Consumer Segmentation in the era of eating occasions — Because of the widespread shutdown in restaurants, there was less opportunity to partake in sensory experiences. Restriction of mobility also significantly decreased the availability of on-the-go food options. Instead, consumers had to shift into pre-planned indulgence, which was tempered by the desire to keep healthy, particularly among older consumers who have a growing appreciation for the connection between food and health.

Plant-based eating and alternative proteins — Greater awareness of animal welfare is coming to the forefront, prompting an appreciation for dairy and meat alternatives. Viewed as healthier options, dairy alternatives are sold on the basis of their health attributes, while meat analogues have benefitted from shortages of meat. With many of these alternatives embracing direct-to-consumer models, these products speak to elements of sustainability while also possessing a sense of novelty.

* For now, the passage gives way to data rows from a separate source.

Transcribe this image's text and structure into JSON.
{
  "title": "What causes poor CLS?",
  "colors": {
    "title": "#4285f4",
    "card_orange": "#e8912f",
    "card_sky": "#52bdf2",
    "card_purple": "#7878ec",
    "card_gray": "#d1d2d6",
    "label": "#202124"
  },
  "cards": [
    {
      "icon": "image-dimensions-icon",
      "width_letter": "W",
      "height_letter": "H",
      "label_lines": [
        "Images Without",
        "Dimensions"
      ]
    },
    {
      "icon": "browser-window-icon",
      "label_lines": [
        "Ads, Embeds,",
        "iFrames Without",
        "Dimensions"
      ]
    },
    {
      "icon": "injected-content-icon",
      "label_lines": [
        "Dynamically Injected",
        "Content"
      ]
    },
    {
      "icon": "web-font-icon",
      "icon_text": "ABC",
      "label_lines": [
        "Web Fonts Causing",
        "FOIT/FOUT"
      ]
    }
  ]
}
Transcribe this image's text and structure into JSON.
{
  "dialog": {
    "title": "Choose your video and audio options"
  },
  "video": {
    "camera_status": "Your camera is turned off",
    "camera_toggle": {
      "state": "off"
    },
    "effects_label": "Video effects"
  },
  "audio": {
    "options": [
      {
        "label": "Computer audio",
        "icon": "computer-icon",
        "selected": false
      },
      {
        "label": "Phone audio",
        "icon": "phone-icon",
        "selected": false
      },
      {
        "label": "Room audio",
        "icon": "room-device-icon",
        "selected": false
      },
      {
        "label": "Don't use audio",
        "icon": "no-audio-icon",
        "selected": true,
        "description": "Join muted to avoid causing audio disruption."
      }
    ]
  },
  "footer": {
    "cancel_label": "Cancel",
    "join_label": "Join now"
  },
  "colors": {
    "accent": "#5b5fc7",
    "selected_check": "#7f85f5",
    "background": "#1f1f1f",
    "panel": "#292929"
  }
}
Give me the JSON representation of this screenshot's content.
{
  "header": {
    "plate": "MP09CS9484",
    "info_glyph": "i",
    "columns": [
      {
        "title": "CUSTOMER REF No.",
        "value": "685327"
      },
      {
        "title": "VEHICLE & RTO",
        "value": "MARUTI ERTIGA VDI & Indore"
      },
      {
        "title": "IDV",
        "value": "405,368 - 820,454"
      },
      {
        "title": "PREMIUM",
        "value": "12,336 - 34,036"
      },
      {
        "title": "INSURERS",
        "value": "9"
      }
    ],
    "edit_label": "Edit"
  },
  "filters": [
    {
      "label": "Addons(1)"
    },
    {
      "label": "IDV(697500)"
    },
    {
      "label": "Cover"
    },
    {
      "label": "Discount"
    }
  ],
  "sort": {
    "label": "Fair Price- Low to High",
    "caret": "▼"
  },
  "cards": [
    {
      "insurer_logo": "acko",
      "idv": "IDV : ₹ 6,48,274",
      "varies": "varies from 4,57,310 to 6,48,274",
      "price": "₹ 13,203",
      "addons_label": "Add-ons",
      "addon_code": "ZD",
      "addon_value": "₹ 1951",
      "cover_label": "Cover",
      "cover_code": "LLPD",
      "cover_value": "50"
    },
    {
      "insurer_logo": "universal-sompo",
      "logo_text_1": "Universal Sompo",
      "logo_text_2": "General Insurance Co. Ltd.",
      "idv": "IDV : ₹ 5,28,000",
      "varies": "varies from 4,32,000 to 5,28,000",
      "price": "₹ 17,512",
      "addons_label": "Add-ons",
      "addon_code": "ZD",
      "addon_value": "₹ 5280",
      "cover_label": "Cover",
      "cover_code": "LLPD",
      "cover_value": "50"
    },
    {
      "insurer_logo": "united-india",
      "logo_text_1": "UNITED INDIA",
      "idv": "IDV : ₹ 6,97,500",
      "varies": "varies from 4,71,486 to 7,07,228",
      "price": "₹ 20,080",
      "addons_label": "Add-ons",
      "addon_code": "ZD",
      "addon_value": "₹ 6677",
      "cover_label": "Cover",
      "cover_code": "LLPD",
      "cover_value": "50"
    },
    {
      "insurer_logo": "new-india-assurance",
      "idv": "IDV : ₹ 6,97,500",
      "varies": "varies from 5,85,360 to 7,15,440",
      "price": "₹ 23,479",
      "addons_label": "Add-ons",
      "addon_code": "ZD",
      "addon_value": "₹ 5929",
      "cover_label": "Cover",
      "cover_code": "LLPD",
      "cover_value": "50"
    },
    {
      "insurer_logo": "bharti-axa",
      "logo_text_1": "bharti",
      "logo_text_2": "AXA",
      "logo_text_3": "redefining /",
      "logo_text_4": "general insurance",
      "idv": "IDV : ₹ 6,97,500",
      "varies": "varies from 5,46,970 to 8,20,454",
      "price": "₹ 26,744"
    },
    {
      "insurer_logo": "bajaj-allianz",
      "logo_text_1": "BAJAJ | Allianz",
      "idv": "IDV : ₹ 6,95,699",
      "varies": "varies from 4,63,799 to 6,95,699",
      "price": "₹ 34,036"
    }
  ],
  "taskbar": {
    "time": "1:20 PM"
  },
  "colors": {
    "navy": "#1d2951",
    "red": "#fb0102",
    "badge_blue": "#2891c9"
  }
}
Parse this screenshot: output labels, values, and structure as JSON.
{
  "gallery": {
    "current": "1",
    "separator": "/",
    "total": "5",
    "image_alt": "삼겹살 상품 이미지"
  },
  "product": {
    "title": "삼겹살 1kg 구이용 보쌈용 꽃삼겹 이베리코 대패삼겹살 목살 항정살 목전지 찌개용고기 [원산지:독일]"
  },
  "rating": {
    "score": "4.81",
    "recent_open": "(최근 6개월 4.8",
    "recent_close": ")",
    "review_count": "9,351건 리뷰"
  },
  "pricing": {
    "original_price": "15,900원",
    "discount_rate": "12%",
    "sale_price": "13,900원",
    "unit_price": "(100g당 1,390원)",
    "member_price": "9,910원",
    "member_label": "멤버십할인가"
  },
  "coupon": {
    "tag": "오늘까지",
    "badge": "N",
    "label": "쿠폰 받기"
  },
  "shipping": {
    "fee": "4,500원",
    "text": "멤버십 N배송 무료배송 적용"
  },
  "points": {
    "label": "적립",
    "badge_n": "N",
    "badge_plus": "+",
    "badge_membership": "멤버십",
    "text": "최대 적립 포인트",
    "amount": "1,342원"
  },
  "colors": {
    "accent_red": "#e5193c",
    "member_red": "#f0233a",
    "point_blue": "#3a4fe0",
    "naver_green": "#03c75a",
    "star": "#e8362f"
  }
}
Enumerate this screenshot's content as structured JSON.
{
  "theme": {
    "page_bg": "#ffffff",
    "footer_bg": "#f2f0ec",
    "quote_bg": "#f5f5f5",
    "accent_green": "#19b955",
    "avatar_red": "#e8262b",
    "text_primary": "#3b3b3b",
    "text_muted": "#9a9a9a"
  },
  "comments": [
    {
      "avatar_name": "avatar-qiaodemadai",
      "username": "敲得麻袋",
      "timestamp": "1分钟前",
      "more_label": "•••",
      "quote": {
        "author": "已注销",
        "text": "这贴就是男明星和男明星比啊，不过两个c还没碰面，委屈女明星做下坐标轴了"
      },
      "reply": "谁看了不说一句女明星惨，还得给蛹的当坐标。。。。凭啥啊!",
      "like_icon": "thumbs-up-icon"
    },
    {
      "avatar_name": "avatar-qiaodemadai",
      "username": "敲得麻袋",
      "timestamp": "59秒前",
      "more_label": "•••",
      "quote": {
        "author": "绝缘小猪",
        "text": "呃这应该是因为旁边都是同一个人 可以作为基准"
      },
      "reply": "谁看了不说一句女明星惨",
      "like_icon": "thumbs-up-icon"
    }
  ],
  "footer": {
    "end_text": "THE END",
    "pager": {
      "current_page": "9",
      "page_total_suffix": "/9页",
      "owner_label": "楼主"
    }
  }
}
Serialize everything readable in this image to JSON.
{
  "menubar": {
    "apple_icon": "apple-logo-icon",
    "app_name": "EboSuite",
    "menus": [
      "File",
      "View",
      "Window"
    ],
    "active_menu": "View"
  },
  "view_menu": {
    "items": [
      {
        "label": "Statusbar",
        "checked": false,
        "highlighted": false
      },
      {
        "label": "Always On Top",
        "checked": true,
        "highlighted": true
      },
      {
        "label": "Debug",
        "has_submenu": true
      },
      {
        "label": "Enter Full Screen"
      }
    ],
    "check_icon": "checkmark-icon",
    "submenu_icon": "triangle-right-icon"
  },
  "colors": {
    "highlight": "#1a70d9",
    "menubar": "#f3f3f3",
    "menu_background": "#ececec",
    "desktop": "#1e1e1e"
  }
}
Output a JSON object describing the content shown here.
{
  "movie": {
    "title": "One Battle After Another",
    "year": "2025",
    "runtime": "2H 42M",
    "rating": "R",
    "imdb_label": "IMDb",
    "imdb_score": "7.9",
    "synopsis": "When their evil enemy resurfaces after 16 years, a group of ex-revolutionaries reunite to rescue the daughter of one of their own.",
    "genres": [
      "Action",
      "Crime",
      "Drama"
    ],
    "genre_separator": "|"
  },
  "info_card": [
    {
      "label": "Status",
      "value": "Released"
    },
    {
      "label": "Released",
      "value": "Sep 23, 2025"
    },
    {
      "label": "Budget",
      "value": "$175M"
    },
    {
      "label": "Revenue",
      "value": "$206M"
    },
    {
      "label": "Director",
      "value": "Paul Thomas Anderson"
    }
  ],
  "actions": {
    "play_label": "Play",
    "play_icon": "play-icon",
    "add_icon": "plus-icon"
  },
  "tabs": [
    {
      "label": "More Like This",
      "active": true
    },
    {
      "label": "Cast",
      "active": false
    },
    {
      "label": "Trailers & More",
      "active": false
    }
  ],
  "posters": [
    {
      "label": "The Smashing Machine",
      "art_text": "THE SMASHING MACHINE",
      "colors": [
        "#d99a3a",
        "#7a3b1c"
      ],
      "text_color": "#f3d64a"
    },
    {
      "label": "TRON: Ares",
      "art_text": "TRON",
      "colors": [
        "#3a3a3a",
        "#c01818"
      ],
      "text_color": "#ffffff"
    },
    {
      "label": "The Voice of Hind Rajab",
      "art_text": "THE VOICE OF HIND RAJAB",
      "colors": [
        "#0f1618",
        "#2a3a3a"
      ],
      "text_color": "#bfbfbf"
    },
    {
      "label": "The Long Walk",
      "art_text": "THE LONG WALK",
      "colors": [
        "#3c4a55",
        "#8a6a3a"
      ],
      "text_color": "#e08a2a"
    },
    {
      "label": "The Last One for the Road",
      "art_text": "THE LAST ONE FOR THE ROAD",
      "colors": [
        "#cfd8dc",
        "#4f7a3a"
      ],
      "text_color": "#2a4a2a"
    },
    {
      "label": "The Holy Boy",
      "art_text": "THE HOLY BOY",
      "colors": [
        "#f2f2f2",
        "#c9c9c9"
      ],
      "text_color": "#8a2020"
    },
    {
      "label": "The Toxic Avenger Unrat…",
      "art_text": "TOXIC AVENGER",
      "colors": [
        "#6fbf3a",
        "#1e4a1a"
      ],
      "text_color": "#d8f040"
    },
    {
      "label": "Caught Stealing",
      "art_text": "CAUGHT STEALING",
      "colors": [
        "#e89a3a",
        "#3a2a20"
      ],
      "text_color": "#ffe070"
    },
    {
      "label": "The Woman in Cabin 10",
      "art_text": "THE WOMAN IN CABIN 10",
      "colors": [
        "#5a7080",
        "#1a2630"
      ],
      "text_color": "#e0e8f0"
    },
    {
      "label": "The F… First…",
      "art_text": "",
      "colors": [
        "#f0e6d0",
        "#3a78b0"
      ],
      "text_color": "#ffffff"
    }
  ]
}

Sustainable eating and the environmental cost of food — Sustainability, long on consumers’ radar, found a reimagining during the pandemic as the topic of food waste came to the forefront as a result of supply chain issues and decreased trips to the store. In part a desire to know where food comes from, sustainability also encompasses an aspiration for traceability as well as social elements such as the support of local communities and groups hit hard by the pandemic. Plastic packaging has also experienced a rebound as consumers now view plastic as a way to protect food products.

Sustainability, long on consumers’ radar, found a reimagining during the pandemic as the topic of food waste came to the forefront as a result of supply chain issues and decreased trips to the store.


Mindful eating and new food beliefs — The influence of minimal ingredients and clean labels may find itself in limbo as consumers become more willing to accept fortification in food. Shopping habits during the pandemic proved just how willing consumers are to shop the center store for foods with prolonged shelf life and feel-good elements of nostalgia.

Food tech and the digital economy — Increased use of technology and digital elements in day-to-day engagement are prioritizing data-driven health as consumers must turn inward to maintain their wellbeing. With more personal responsibility placed on consumers, they will require additional assurance regarding where their food comes from. Digital traceability and apps will lead the demand for innovative technology and with consumers seeing less packaging on the shelf, it will be important to appeal to consumers in different contexts.

Food provenance and the country-of-origin effect — Travel restrictions and restaurant closures have lessened the ability to experience international foods. As a result, consumers are rediscovering what’s good locally. This is coupled with a desire for comfort and nostalgia close to home. The economic realities of hard-hit consumers and local businesses have also increased consumer desire for buying local while food shortages have brought to light the importance of having a localized supply chain to prevent supply issues and to improve food safety.


Functional food and the regulatory environment — Food as medicine has never been more important as consumers seek to build health and immunity through the foods they eat. Reports of obesity and prior health conditions as an impact to hospitalization or a negative COVID outcome have been a catalyst for consumers to place more consideration on consuming food containing functional ingredients and possessing functional claims.